Benlysta in a self-administered, injectable formulation was approved for use in the U.S. in July 2017 and in Japan in September 2017. Regulatory submissions are under review or planned in other countries.
The new subcutaneous (SC, an injection just under the skin) presentation comes as a single-dose prefilled syringe or as a single-dose prefilled pen (autoinjector), taken once weekly. This allows patients to take their medicine at home, but only in appropriate cases and once they have been supervised by their treating team.
The existing intravenous (IV) formulation was licensed in Europe in 2011. But the need to receive the intravenous treatment at a hospital or clinic once every two weeks to begin with, and monthly thereafter, can be inconvenient and some may have abandoned the treatment because of it.
Approval stems from the results of the BLISS-SC Phase 3 pivotal study (NCT01484496) in more than 800 lupus patients.
Researchers reported their results in the article, “Efficacy and Safety of Subcutaneous Belimumab in Systemic Lupus Erythematosus: A Fifty‐Two–Week Randomized, Double‐Blind, Placebo‐Controlled Study,” published in the journal Arthritis & Rheumatology.
They assessed the reduction in disease activity in patients receiving Benlysta plus standard of care, compared to those receiving placebo plus standard of care.
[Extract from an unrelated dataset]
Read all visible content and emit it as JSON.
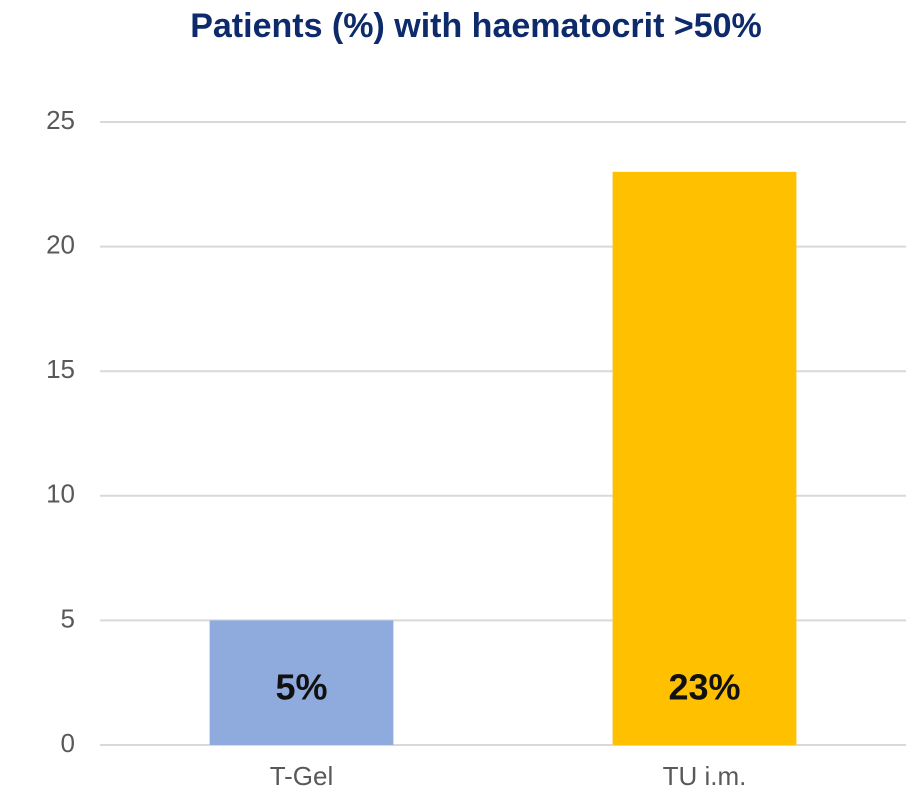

Response to treatment was 61 percent in the group receiving Benlysta plus standard care, versus 48 percent in those given standard of care alone.
“We are delighted to receive today’s European approval. The impact of living with lupus forces individuals to adapt their daily personal and working lives in order to manage this complex, chronic disease. With the availability of the IV and subcutaneous formulations of Benlysta, we can now offer patients with SLE and their physicians additional choice, enabling either home or hospital administration of the medicine,” Vlad Hogenhuis, senior vice president, head of Specialty Care, GSK, said in a press release.
Benlysta was developed by Human Genome Sciences, which was acquired by GSK in 2012.